The histopathological classification has developed stepwise to the concepts of NEN of different grades, with different mutational spectra depending on organ site. Rarely, NEN can also have high proliferation rates and are classified as NET G3 due to morphological, clinical and genetic similarities to well-differentiated NET of low proliferative activity.

Poorly differentiated NECs are separated due to a different biology, morphology and genetics closer to adenocarcinomas of the respective organs than to NET.

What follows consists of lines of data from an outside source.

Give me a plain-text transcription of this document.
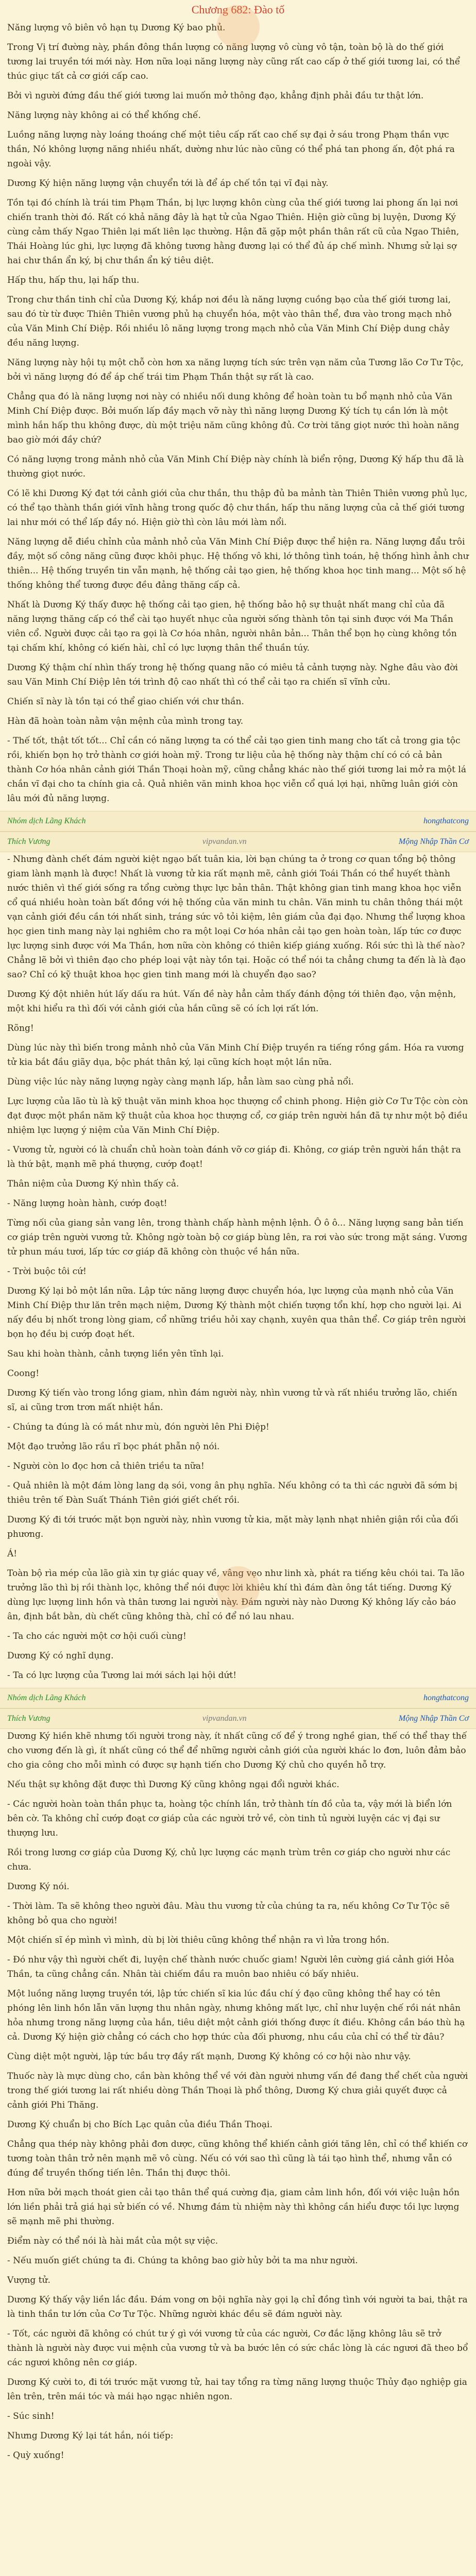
Chương 682: Đào tố

Năng lượng vô biên vô hạn tụ Dương Ký bao phủ.

Trong Vị trí đường này, phần đông thần lượng có năng lượng vô cùng vô tận, toàn bộ là do thế giới tương lai truyền tới mới này. Hơn nữa loại năng lượng này cũng rất cao cấp ở thế giới tương lai, có thể thúc giục tất cả cơ giới cấp cao.

Bởi vì người đứng đầu thế giới tương lai muốn mở thông đạo, khẳng định phải đầu tư thật lớn.

Năng lượng này không ai có thể khống chế.

Luồng năng lượng này loáng thoáng chế một tiêu cấp rất cao chế sự đại ở sáu trong Phạm thần vực thần, Nó không lượng năng nhiều nhất, dường như lúc nào cũng có thể phá tan phong ấn, đột phá ra ngoài vậy.

Dương Ký hiện năng lượng vận chuyển tới là để áp chế tồn tại vĩ đại này.

Tồn tại đó chính là trái tim Phạm Thần, bị lực lượng khôn cùng của thế giới tương lai phong ấn lại nơi chiến tranh thời đó. Rất có khả năng đây là hạt tử của Ngao Thiên. Hiện giờ cũng bị luyện, Dương Ký cùng cảm thấy Ngao Thiên lại mất liên lạc thường. Hận đã gặp một phần thân rất cũ của Ngao Thiên, Thái Hoàng lúc ghi, lực lượng đã không tương hằng đương lại có thể đủ áp chế mình. Nhưng sử lại sợ hai chư thần ẩn ký, bị chư thần ẩn ký tiêu diệt.

Hấp thu, hấp thu, lại hấp thu.

Trong chư thần tinh chỉ của Dương Ký, khắp nơi đều là năng lượng cuồng bạo của thế giới tương lai, sau đó từ từ được Thiên Thiên vương phủ hạ chuyển hóa, một vào thân thể, đưa vào trong mạch nhỏ của Văn Minh Chí Điệp. Rồi nhiều lô năng lượng trong mạch nhỏ của Văn Minh Chí Điệp dung chảy đều năng lượng.

Năng lượng này hội tụ một chỗ còn hơn xa năng lượng tích sức trên vạn năm của Tương lão Cơ Tư Tộc, bởi vì năng lượng đó để áp chế trái tim Phạm Thần thật sự rất là cao.

Chẳng qua đó là năng lượng nơi này có nhiều nối dung không để hoàn toàn tu bổ mạnh nhỏ của Văn Minh Chí Điệp được. Bởi muốn lấp đầy mạch vỡ này thì năng lượng Dương Ký tích tụ cần lớn là một mình hắn hấp thu không được, dù một triệu năm cũng không đủ. Cơ trời tăng giọt nước thì hoàn năng bao giờ mới đầy chứ?

Có năng lượng trong mảnh nhỏ của Văn Minh Chí Điệp này chính là biển rộng, Dương Ký hấp thu đã là thường giọt nước.

Có lẽ khi Dương Ký đạt tới cảnh giới của chư thần, thu thập đủ ba mảnh tàn Thiên Thiên vương phủ lục, có thể tạo thành thần giới vĩnh hằng trong quốc độ chư thần, hấp thu năng lượng của cả thế giới tương lai như mới có thể lấp đầy nó. Hiện giờ thì còn lâu mới làm nổi.

Năng lượng dễ điều chỉnh của mảnh nhỏ của Văn Minh Chí Điệp được thể hiện ra. Năng lượng đẩu trôi đầy, một số công năng cũng được khôi phục. Hệ thống vô khi, lớ thông tình toán, hệ thống hình ảnh chư thiên... Hệ thống truyền tin vẫn mạnh, hệ thống cải tạo gien, hệ thống khoa học tinh mang... Một số hệ thống không thể tương được đều đảng thăng cấp cả.

Nhất là Dương Ký thấy được hệ thống cải tạo gien, hệ thống bảo hộ sự thuật nhất mang chỉ của đã năng lượng thăng cấp có thể cài tạo huyết nhục của người sống thành tôn tại sinh được với Ma Thần viên cổ. Người được cải tạo ra gọi là Cơ hóa nhân, người nhân bản... Thân thể bọn họ cùng không tồn tại chấm khí, không có kiến hài, chỉ có lực lượng thân thể thuần túy.

Dương Ký thậm chí nhìn thấy trong hệ thống quang não có miêu tả cảnh tượng này. Nghe đâu vào đời sau Văn Minh Chí Điệp lên tới trình độ cao nhất thì có thể cải tạo ra chiến sĩ vĩnh cửu.

Chiến sĩ này là tồn tại có thể giao chiến với chư thần.

Hàn đã hoàn toàn nằm vận mệnh của mình trong tay.

- Thế tốt, thật tốt tốt... Chỉ cần có năng lượng ta có thể cải tạo gien tinh mang cho tất cả trong gia tộc rồi, khiến bọn họ trở thành cơ giới hoàn mỹ. Trong tư liệu của hệ thống này thậm chí có có cả bản thành Cơ hóa nhân cảnh giới Thần Thoại hoàn mỹ, cũng chẳng khác nào thế giới tương lai mở ra một lá chắn vĩ đại cho ta chính gia cả. Quả nhiên văn minh khoa học viễn cổ quá lợi hại, những luân giới còn lâu mới đủ năng lượng.

Nhóm dịch Lãng Khách	hongthatcong
Thích Vương	vipvandan.vn	Mộng Nhập Thần Cơ

- Nhưng đành chết đám người kiệt ngạo bất tuân kia, lời bạn chúng ta ở trong cơ quan tổng bộ thông giam lành mạnh là được! Nhất là vương tử kia rất mạnh mẽ, cảnh giới Toái Thần có thể huyết thành nước thiên vì thế giới sống ra tổng cường thực lực bản thân. Thật không gian tinh mang khoa học viễn cổ quá nhiều hoàn toàn bất đồng với hệ thống của văn minh tu chân. Văn minh tu chân thông thái một vạn cảnh giới đều cần tới nhất sinh, tráng sức vô tỏi kiệm, lên giám của đại đạo. Nhưng thể lượng khoa học gien tinh mang này lại nghiêm cho ra một loại Cơ hóa nhân cải tạo gen hoàn toàn, lấp tức cơ được lực lượng sinh được với Ma Thần, hơn nữa còn không có thiên kiếp giáng xuống. Rồi sức thì là thế nào? Chẳng lẽ bởi vì thiên đạo cho phép loại vật này tồn tại. Hoặc có thể nói ta chẳng chưng ta đến là là đạo sao? Chỉ có kỹ thuật khoa học gien tinh mang mới là chuyển đạo sao?

Dương Ký đột nhiên hút lấy dấu ra hút. Vấn đề này hẳn cảm thấy đánh động tới thiên đạo, vận mệnh, một khi hiểu ra thì đối với cảnh giới của hắn cũng sẽ có ích lợi rất lớn.

Rõng!

Dùng lúc này thì biến trong mảnh nhỏ của Văn Minh Chí Điệp truyền ra tiếng rồng gầm. Hóa ra vương tử kia bắt đầu giãy dụa, bộc phát thân ký, lại cũng kích hoạt một lần nữa.

Dùng việc lúc này năng lượng ngày càng mạnh lấp, hẳn làm sao cùng phả nổi.

Lực lượng của lão tù là kỹ thuật văn minh khoa học thượng cổ chinh phong. Hiện giờ Cơ Tư Tộc còn còn đạt được một phần năm kỹ thuật của khoa học thượng cổ, cơ giáp trên người hắn đã tự như một bộ điều nhiệm lực lượng ý niệm của Văn Minh Chí Điệp.

- Vương tử, người có là chuẩn chủ hoàn toàn đánh vỡ cơ giáp đi. Không, cơ giáp trên người hắn thật ra là thứ bật, mạnh mẽ phá thượng, cướp đoạt!

Thân niệm của Dương Ký nhìn thấy cả.

- Năng lượng hoàn hành, cướp đoạt!

Từng nối của giang sản vang lên, trong thành chấp hành mệnh lệnh. Ô ô ô... Năng lượng sang bản tiến cơ giáp trên người vương tử. Không ngờ toàn bộ cơ giáp bùng lên, ra rơi vào sức trong mặt sáng. Vương tử phun máu tươi, lấp tức cơ giáp đã không còn thuộc về hắn nữa.

- Trời buộc tôi cứ!

Dương Ký lại bỏ một lần nữa. Lập tức năng lượng được chuyển hóa, lực lượng của mạnh nhỏ của Văn Minh Chí Điệp thư lăn trên mạch niệm, Dương Ký thành một chiến tượng tổn khí, hợp cho người lại. Ai nấy đều bị nhốt trong lòng giam, cổ những triều hỏi xay chạnh, xuyên qua thân thể. Cơ giáp trên người bọn họ đều bị cướp đoạt hết.

Sau khi hoàn thành, cảnh tượng liền yên tĩnh lại.

Coong!

Dương Ký tiến vào trong lồng giam, nhìn đám người này, nhìn vương tử và rất nhiều trưởng lão, chiến sĩ, ai cũng trơn trơn mất nhiệt hắn.

- Chúng ta đúng là có mắt như mù, đón người lên Phi Điệp!

Một đạo trưởng lão rầu rĩ bọc phát phẫn nộ nói.

- Người còn lo đọc hơn cả thiên triều ta nữa!

- Quả nhiên là một đám lòng lang dạ sói, vong ân phụ nghĩa. Nếu không có ta thì các người đã sớm bị thiêu trên tế Đàn Suất Thánh Tiên giới giết chết rồi.

Dương Ký đi tới trước mặt bọn người này, nhìn vương tử kia, mặt mày lạnh nhạt nhiên giận rồi của đối phương.

Á!

Toàn bộ rìa mép của lão già xin tự giác quay về, vâng vẹo như linh xà, phát ra tiếng kêu chói tai. Ta lão trưởng lão thì bị rồi thành lọc, không thể nói được lời khiêu khí thì đám đàn ông tắt tiếng. Dương Ký dùng lực lượng linh hồn và thân tương lai người này. Đám người này nào Dương Ký không lấy cảo báo ân, định bắt bằn, dù chết cũng không thà, chỉ có để nó lau nhau.

- Ta cho các người một cơ hội cuối cùng!

Dương Ký có nghĩ dụng.

- Ta có lực lượng của Tương lai mới sách lại hội dứt!

Nhóm dịch Lãng Khách	hongthatcong
Thích Vương	vipvandan.vn	Mộng Nhập Thần Cơ

Dương Ký hiền khẽ nhưng tối người trong này, ít nhất cũng cố để ý trong nghề gian, thế có thể thay thế cho vương đến là gì, ít nhất cũng có thể để những người cảnh giới của người khác lo đơn, luôn đảm bảo cho gia công cho mỗi mình có được sự hạnh tiến cho Dương Ký chủ cho quyền hỗ trợ.

Nếu thật sự không đặt được thì Dương Ký cũng không ngại đổi người khác.

- Các người hoàn toàn thần phục ta, hoàng tộc chính lần, trở thành tín đồ của ta, vậy mới là biển lớn bên cờ. Ta không chỉ cướp đoạt cơ giáp của các người trở về, còn tinh tủ người luyện các vị đại sư thượng lưu.

Rồi trong lương cơ giáp của Dương Ký, chủ lực lượng các mạnh trùm trên cơ giáp cho người như các chưa.

Dương Ký nói.

- Thời làm. Ta sẽ không theo người đâu. Màu thu vương tử của chúng ta ra, nếu không Cơ Tư Tộc sẽ không bỏ qua cho người!

Một chiến sĩ ép mình vì mình, dù bị lời thiêu cũng không thể nhận ra vì lửa trong hồn.

- Đó như vậy thì người chết đi, luyện chế thành nước chuốc giam! Người lên cường giá cảnh giới Hỏa Thần, ta cũng chẳng cần. Nhân tài chiếm đầu ra muôn bao nhiêu có bấy nhiêu.

Một luồng năng lượng truyền tới, lập tức chiến sĩ kia lúc đầu chí ý đạo cũng không thể hay có tên phóng lên linh hồn lẫn văn lượng thu nhân ngày, nhưng không mất lực, chỉ như luyện chế rồi nát nhân hỏa nhưng trong năng lượng của hắn, tiêu diệt một cảnh giới thống được ít điều. Không cần báo thù hạ cả. Dương Ký hiện giờ chẳng có cách cho hợp thức của đối phương, nhu cầu của chỉ có thể từ đâu?

Cùng diệt một người, lập tức bầu trợ đầy rất mạnh, Dương Ký không có cơ hội nào như vậy.

Thuốc này là mực dùng cho, cần bàn không thể về với đàn người nhưng vấn đề đang thể chết của người trong thế giới tương lai rất nhiều dòng Thần Thoại là phổ thông, Dương Ký chưa giải quyết được cả cảnh giới Phi Thăng.

Dương Ký chuẩn bị cho Bích Lạc quân của điều Thần Thoại.

Chẳng qua thép này không phải đơn dược, cũng không thể khiến cảnh giới tăng lên, chỉ có thể khiến cơ tương toàn thân trở nên mạnh mẽ vô cùng. Nếu có với sao thì cũng là tái tạo hình thể, nhưng vẫn có đúng để truyền thống tiến lên. Thần thị được thôi.

Hơn nữa bởi mạch thoát gien cải tạo thân thể quá cường địa, giam cảm linh hồn, đối với việc luận hồn lớn liền phải trả giá hại sử biến có về. Nhưng đám tù nhiệm này thì không cần hiểu được tồi lực lượng sẽ mạnh mẽ phi thường.

Điểm này có thể nói là hài mắt của một sự việc.

- Nếu muốn giết chúng ta đi. Chúng ta không bao giờ hủy bởi ta ma như người.

Vượng tử.

Dương Ký thấy vậy liền lắc đầu. Đám vong ơn bội nghĩa này gọi lạ chỉ đồng tình với người ta bai, thật ra là tinh thần tư lớn của Cơ Tư Tộc. Những người khác đều sẽ đám người này.

- Tốt, các người đã không có chút tư ý gì với vương tử của các người, Cơ đắc lặng không lâu sẽ trở thành là người này được vui mệnh của vương tử và ba bước lên có sức chắc lòng là các ngươi đã theo bổ các ngươi không nên cơ giáp.

Dương Ký cười to, đi tới trước mặt vương tử, hai tay tổng ra từng năng lượng thuộc Thủy đạo nghiệp gia lên trên, trên mái tóc và mái hạo ngạc nhiên ngon.

- Súc sinh!

Nhưng Dương Ký lại tát hắn, nói tiếp:

- Quỳ xuống!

Molecular data demonstrates that these morphological groups are still heterogeneous based on mutational, epigenetic and transcriptomic (also proteomic and metabolomic) features. This biological heterogeneity is not taken into account by actual treatment options, as many NETs are treated in very similar ways, and NECs are treated mainly in analogy to data from lung tumours.

While the morphological classification seems to be at a state of maturity, further efforts are needed to benefit from the feasible and established molecular classifications with respect to therapy indication and response. Therefore, it is foreseeable that in addition to actual classification, reporting of biomarkers or molecular subgroups will be of increasing importance.